Apología del viaje iniciático
Fue costumbre de los jóvenes nobles europeos, entre los siglos XVII y XIX, emprender un largo viaje iniciático, sobre todo por Italia y Francia, entonces faros de Occidente, al que se conocía como Grand Tour, con objeto de adquirir experiencia en el conocimiento del mundo y que, indefectiblemente, dejaba una huella indeleble en aquellos espíritus juveniles.
Un arquetipo se halla en las Cartas a su hijo sobre el arte de ser un hombre de mundo y un caballero (1774) que el erudito diplomático inglés Lord Chesterfield escribió a su hijo durante sus varios años recorriendo las cortes europeas. Entre nosotros, el célebre militar, diplomático y escritor Lucio V. Mansilla fue alejado de devaneos amorosos y liberales que horrorizaban a su tío el dictador J.M. de Rosas mediante un largo periplo por la India, Egipto, otros países de Oriente, Londres y París, cuyas andanzas recogió en De Adén a Suez (1855). Otros viajes iniciáticos más recordados y próximos fueron el del Che Guevara por Latinoamérica y el de los Beatles en la India. Actualmente es habitual entre los jóvenes europeos reservarse un tiempo sabático a fin de “ver mundo”.

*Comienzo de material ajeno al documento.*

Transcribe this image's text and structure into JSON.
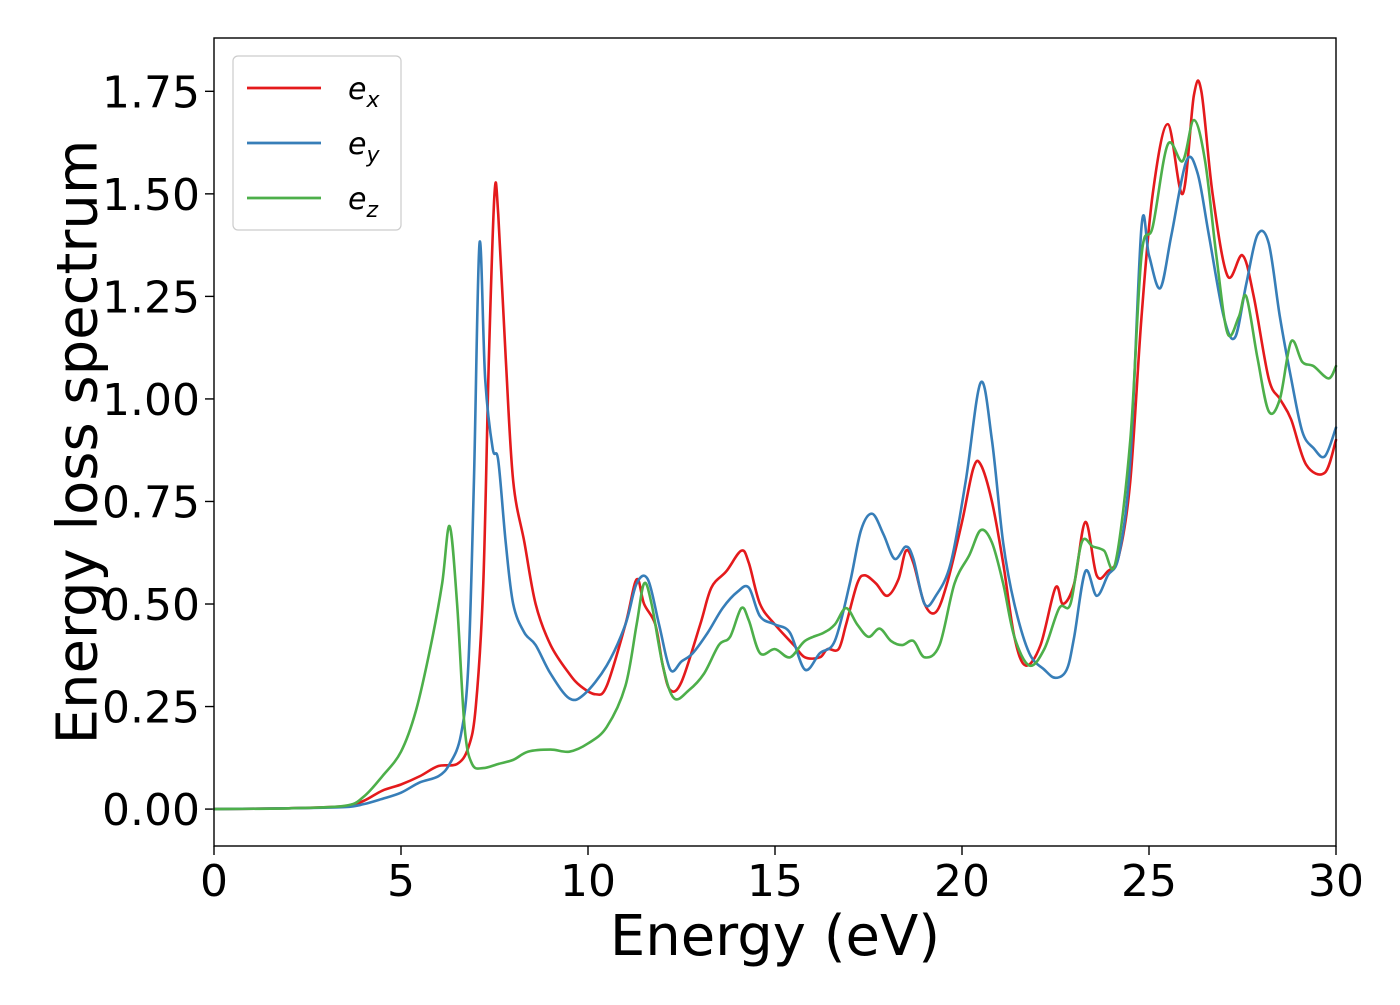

Hace medio siglo, cuando, en 1974, tenía 14 años, realicé un viaje iniciático que habría de transformar mi perspectiva del mundo. Mi padre, capitán de un buque mercante, liberal de espíritu y apasionado de las aventuras ultramarinas, tuvo la visión de que una prolongada travesía me inmunizaría contra los gérmenes extremistas que acechaban a muchos jóvenes argentinos de aquellos trágicos años 70.
En su austero pero muy marinero buque de imponente eslora, de los que en la Segunda Guerra Mundial integraron los convoyes que atravesaban el Atlántico infestado de submarinos nazis para abastecer a los aliados, emprendimos un recorrido de tres meses por Brasil, Curazao, Cuba, el Caribe, México y remontamos el Mississippi hasta Nueva Orleans. No recuerdo que mi padre me aleccionara de ningún modo acerca de lo que vi en las dos sociedades más opuestas de aquel periplo –Cuba y EE.UU.–, pero las experiencias fueron, aun para un adolescente, elocuentes e imborrables luego de 50 años.
Entonces Cuba, sostenida por la URSS, vivía un auge de sus relaciones internacionales, evidente en una bahía de La Habana desbordada de naves extranjeras, que debían aguardar varios días antes de conseguir amarrar, aunque desembarcábamos diariamente en lanchones. La simpatía política entre ambos gobiernos cargó nuestras bodegas de granos y de autos, de modo que el ingreso diario a la ciudad era por las calles portuarias y no turísticas, donde era imposible ocultar las generalizadas imágenes de la miseria, el abandono edilicio, la desnutrición, el trueque clandestino, la prostitución, el contraste con la minoría de la nomenklatura a la que estaban destinados esos vehículos argentinos, el opresivo control y los amargos diálogos con los desesperados cubanos.
Poco después, y en el otro extremo del espectro ideológico, la relación se invertiría: desembarcábamos a diario sobre el majestuoso río, atravesábamos las peligrosas y pobres barriadas de afrodescendientes –solo diez años antes se había prohibido la segregación–, hasta llegar a la espléndida Nueva Orleans, una de las ciudades más cosmopolitas de los EE.UU.
Las enseñanzas de aquel cotejo fueron evidentes acerca de quiénes querían vivir, cómo y dónde, hacia dónde querían ir los insatisfechos, y de que una amplia igualdad, aunque miserable, oprimida y sin porvenir, no podía competir con una igualdad imperfecta pero abierta al progreso que brinda la libertad.
Sin embargo, la mejor lección que me dejó aquella experiencia fue la relevancia del viaje en sí mismo, que existe un momento en la vida en el que lanzarse a ver el mundo sin sesgos puede enriquecer nuestra cosmovisión y signar el destino de nuestra existencia.